In any case, Mona has given me a stack of already well-thumbed papers, from maps of the city and guides to the university, to festival programs, class listings, and books by colleagues in the Department of Applied Sciences of Education, that are helping me find my way. Even better, she has showed me the showers and sauna, the place in the old building people go to share tea and coffee, even the public pool with free water exercise classes. It's that humans-together stuff that makes strangeness easier to bear, and not so alone.

Sunday, August 9, 2009

Thinking About School

I’ve only been in Helsinki a week, Sunday to Sunday, but I’ve seen a lot of schools during my bike rides—all closed for summer vacation, no year-round schools for the Finns! In fact, children don't start school (basic education) until they are seven years old, though they may attend pre-school before that.

Helsinki is in the midst of a baby boom, according to Statistics Finland (I love this place, the oldest governmental agency in Finland, and the source of all things factual about the country, in English and Finnish). It does seem as if every third woman is pregnant and there’s a lot of stroller pushing going on.

New parents get to stay home with pay for at least 105 days, and receive a “child benefit” allowance until each child is seventeen, as well as a “maternity” grant of either a box of baby goods or a cash grant.

This all indicates something of the support that parents and children can expect. It’s a context that makes a baby boom reasonable.

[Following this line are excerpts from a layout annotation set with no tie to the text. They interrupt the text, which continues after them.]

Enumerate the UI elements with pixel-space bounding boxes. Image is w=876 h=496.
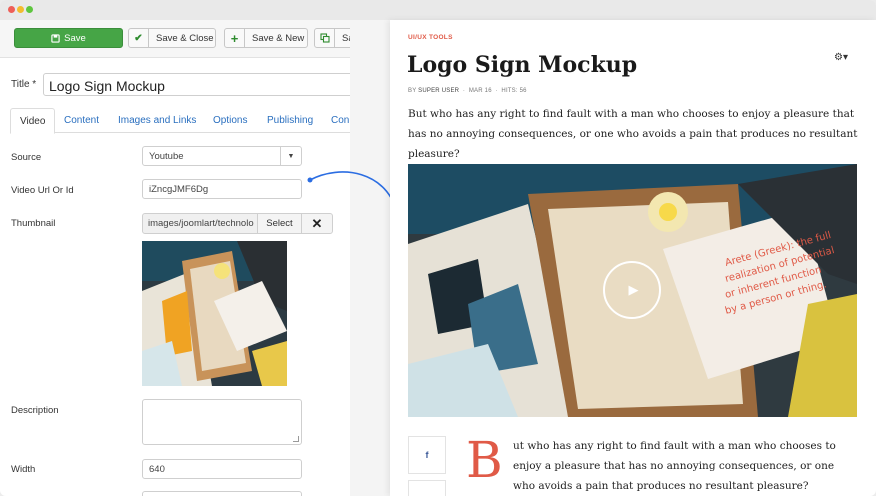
close-window-button[interactable] bbox=[8, 6, 15, 13]
width-label: Width bbox=[11, 464, 36, 475]
chevron-down-icon: ▼ bbox=[280, 147, 301, 165]
tab-images-and-links[interactable]: Images and Links bbox=[118, 108, 196, 133]
height-input[interactable] bbox=[142, 491, 302, 496]
copy-icon bbox=[315, 29, 335, 47]
video-player[interactable]: Arete (Greek): the full realization of p… bbox=[408, 164, 857, 417]
article-title: Logo Sign Mockup bbox=[407, 52, 638, 78]
resize-handle-icon[interactable] bbox=[293, 436, 299, 442]
edit-tabs: Video Content Images and Links Options P… bbox=[10, 108, 350, 134]
video-url-input[interactable]: iZncgJMF6Dg bbox=[142, 179, 302, 199]
gear-icon[interactable]: ⚙▾ bbox=[834, 52, 848, 63]
check-icon: ✔ bbox=[129, 29, 149, 47]
tab-content[interactable]: Content bbox=[64, 108, 99, 133]
thumbnail-preview-image bbox=[142, 241, 287, 386]
source-label: Source bbox=[11, 152, 42, 163]
category-link[interactable]: UI/UX TOOLS bbox=[408, 34, 453, 41]
thumbnail-label: Thumbnail bbox=[11, 218, 56, 229]
video-url-label: Video Url Or Id bbox=[11, 185, 74, 196]
description-textarea[interactable] bbox=[142, 399, 302, 445]
article-meta: BY SUPER USER · MAR 16 · HITS: 56 bbox=[408, 88, 527, 94]
meta-date: MAR 16 bbox=[468, 88, 492, 94]
article-preview: UI/UX TOOLS Logo Sign Mockup ⚙▾ BY SUPER… bbox=[390, 20, 876, 496]
meta-author[interactable]: SUPER USER bbox=[418, 88, 459, 94]
save-new-label: Save & New bbox=[252, 32, 305, 44]
maximize-window-button[interactable] bbox=[26, 6, 33, 13]
window-titlebar bbox=[0, 0, 876, 20]
save-button[interactable]: Save bbox=[14, 28, 123, 48]
title-label: Title * bbox=[11, 79, 37, 90]
article-body: ut who has any right to find fault with … bbox=[513, 440, 836, 492]
play-icon[interactable]: ▶ bbox=[603, 261, 661, 319]
tab-options[interactable]: Options bbox=[213, 108, 247, 133]
meta-hits: HITS: 56 bbox=[501, 88, 527, 94]
save-label: Save bbox=[64, 32, 86, 44]
thumbnail-path-input[interactable]: images/joomlart/technolo bbox=[142, 213, 258, 234]
save-icon bbox=[51, 29, 60, 47]
minimize-window-button[interactable] bbox=[17, 6, 24, 13]
save-copy-button[interactable]: Sa bbox=[314, 28, 350, 48]
source-value: Youtube bbox=[149, 151, 184, 162]
meta-by: BY bbox=[408, 88, 417, 94]
thumbnail-clear-button[interactable]: ✕ bbox=[301, 213, 333, 234]
thumbnail-select-button[interactable]: Select bbox=[257, 213, 302, 234]
save-close-button[interactable]: ✔ Save & Close bbox=[128, 28, 216, 48]
tab-publishing[interactable]: Publishing bbox=[267, 108, 313, 133]
save-close-label: Save & Close bbox=[156, 32, 214, 44]
tab-video[interactable]: Video bbox=[10, 108, 56, 134]
title-input[interactable]: Logo Sign Mockup bbox=[43, 73, 350, 96]
facebook-share-button[interactable]: f bbox=[408, 436, 446, 474]
description-label: Description bbox=[11, 405, 59, 416]
article-edit-panel: Save ✔ Save & Close + Save & New Sa Titl… bbox=[0, 20, 350, 496]
dropcap-letter: B bbox=[466, 431, 503, 489]
width-input[interactable]: 640 bbox=[142, 459, 302, 479]
source-select[interactable]: Youtube ▼ bbox=[142, 146, 302, 166]
save-new-button[interactable]: + Save & New bbox=[224, 28, 308, 48]
plus-icon: + bbox=[225, 29, 245, 47]
app-window: Save ✔ Save & Close + Save & New Sa Titl… bbox=[0, 0, 876, 496]
article-intro: But who has any right to find fault with… bbox=[408, 108, 858, 160]
tab-content-more[interactable]: Con bbox=[331, 108, 349, 133]
edit-toolbar: Save ✔ Save & Close + Save & New Sa bbox=[0, 20, 350, 58]
save-copy-label: Sa bbox=[342, 32, 350, 44]
share-button[interactable] bbox=[408, 480, 446, 496]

And this leads me back to the schools. There are a lot of these, too, often very close to each other—schools for the very young, like day-care centers, are near the schools for the slightly older, and so on. So, a few observations—the buildings are beautiful and well-cared for; they have big play yards; and they all have well-tended green areas. In addition, many are sited within green areas—in Viiki, for instance, schools are near birch forests and hiking trails: take a look at the view of one here. The schools bring the term, kindergarten, to life!

Seeing these schools makes me happy—all children should be near other growing things and surrounded by beauty. And it also makes me want to weep—Chicago’s schools are more likely to be surrounded by seas of asphalt and broken glass than gardens. I’m not sure when it happened in Chicago, that so many playground were turned into parking lots, but I’d like to know the history and see the policy (there must be one) reversed.